Product Engineer. Code writer. Python enthusiast. Sports fan.

The TNT Journey - Part 4

latentview, plotly, tnt

When you have exams and an interesting problem that you have to complete in a few days, it’s not too cool to go down with a fever. These next couple of days are going to be a blaze with all the work. I need to get this done with.

Before picking the teams, I needed a way to visually represent the data I had so far. I needed to have the graphs look beautiful, and also easy to generate.

Enter Plotly

I think of it more as, the GitHub of Graphs.

I heard about Plotly during PyCon India 2014. I found it really interesting and decided to use it for any interesting project I had to work on (also because I put a Plotly sticker on my laptop, so I had to use it because I donated laptop real estate to it). Just as I was looking for ideas of things to work on, I came across TNT, so I decided that it might be a good time to start using Plotly.

It was so much easier than I thought.

I decided to use the Plotly Python API for generating some visual representations of the data. The documentation is very extensive, and the examples given are usually more than enough to get you going. The best part is how easy it is to collaborate and work on the graphs across languages/tools - when you have the link to your graph, all you have to do is add a .py or .r or .js or .m to work with the graph in Python, R, Javascript or Matlab. The link with .png gives the graph as an image, and .html gives an iframe that embeds the graph in a web page. How cool is that !

I decided to go with using iframes mainly because I wouldn’t have to edit the webpage every time I edited the graph. It would be really useful when I worked on my data often.

So I went ahead and built histograms for each of the 7 batting/bowling statistics that I mentioned in the previous post.

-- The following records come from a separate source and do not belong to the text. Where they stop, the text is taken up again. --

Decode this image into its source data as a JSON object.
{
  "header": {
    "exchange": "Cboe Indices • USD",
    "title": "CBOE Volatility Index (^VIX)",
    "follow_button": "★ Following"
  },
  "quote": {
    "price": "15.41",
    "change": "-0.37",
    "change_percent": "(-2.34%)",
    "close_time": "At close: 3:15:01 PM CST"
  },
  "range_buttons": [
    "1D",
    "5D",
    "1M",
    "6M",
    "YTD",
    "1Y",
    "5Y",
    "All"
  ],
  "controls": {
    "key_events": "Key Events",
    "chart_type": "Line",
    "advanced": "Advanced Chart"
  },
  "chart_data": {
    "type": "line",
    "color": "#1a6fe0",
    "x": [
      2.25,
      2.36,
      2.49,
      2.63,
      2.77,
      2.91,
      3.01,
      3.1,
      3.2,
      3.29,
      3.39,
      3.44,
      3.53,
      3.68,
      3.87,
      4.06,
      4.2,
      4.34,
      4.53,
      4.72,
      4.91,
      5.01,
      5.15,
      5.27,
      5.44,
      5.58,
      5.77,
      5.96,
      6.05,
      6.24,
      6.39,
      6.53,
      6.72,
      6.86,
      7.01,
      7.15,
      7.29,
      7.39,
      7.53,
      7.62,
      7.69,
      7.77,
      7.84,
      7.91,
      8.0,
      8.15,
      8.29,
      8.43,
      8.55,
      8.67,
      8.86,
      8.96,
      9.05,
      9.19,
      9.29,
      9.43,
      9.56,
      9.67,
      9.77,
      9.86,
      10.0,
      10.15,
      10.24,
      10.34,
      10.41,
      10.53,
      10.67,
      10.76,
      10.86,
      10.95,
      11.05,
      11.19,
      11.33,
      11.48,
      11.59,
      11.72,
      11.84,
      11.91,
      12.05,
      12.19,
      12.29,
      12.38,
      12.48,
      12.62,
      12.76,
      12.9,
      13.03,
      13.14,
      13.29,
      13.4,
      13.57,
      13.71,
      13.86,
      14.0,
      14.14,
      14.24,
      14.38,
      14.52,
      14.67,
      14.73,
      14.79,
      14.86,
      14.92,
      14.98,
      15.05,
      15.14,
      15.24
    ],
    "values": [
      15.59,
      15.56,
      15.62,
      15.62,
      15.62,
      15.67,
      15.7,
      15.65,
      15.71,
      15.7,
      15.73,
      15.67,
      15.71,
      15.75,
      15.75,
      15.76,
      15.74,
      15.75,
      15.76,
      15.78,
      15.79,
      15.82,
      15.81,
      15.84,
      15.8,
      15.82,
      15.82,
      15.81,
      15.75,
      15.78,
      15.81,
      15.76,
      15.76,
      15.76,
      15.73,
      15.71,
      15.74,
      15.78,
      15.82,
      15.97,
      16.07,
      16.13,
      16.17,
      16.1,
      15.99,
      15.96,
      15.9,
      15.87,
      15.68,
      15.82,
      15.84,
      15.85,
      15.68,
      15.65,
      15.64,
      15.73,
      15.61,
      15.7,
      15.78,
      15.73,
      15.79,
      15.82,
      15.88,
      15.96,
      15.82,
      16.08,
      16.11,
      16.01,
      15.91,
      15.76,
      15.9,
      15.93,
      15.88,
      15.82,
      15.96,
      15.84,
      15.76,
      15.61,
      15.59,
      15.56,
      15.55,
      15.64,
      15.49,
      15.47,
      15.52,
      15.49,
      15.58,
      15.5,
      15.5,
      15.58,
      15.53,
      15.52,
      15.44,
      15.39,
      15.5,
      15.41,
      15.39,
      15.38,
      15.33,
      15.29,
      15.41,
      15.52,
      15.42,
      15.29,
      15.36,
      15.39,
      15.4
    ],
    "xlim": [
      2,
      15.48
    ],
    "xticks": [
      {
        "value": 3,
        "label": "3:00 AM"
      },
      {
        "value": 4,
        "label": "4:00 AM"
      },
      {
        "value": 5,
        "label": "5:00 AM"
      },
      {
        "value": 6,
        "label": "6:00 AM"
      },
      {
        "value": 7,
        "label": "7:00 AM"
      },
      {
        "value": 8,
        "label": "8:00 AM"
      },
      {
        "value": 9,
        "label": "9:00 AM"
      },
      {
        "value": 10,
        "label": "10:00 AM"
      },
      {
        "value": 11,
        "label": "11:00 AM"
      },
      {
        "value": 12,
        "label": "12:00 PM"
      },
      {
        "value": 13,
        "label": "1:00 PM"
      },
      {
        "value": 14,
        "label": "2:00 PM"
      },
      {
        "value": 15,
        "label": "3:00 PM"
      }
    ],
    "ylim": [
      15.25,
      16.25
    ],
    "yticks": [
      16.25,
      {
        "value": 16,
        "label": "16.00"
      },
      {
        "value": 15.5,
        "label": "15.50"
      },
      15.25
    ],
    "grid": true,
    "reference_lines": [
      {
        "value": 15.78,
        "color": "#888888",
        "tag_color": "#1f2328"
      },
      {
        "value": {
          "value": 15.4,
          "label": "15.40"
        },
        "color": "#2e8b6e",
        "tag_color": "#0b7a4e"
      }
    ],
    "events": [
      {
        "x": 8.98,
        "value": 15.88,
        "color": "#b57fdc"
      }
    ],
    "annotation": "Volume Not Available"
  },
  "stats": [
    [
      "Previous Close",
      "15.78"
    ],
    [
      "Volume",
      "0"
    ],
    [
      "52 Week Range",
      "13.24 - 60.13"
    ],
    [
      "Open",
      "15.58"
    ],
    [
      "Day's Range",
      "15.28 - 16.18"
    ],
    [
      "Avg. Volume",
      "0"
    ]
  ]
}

Starting off with the batting stats.

  • Runs per wicket
  • Runs per 100 balls
  • Pinch hitting rate

The bowling stats.

  • Overs to concede 100 runs
  • Wickets per 10 overs
  • Overs to concede 10 boundaries
  • Overs to concede an extra

Now, this is useful to notice how I can’t use the entire player dataset to generate my team, because it would end up skewed in favour of players who rarely played. A player who has bowled only one over in the given timeframe, and conceded just 1 run along with taking a wicket will have statistics like 100 overs to concede 100 runs and 10 wickets per 10 overs - which is obviously messed up. So I need to set a minimum number of innings that a player should have batted or bowled in, if the player has to be considered for the team. I’m setting that number at 23 - I’ll see how it turns out and make changes if I have to.

I’ll continue using Plotly to represent other statistics of the generated team. And that is what I’ll have to start working on now.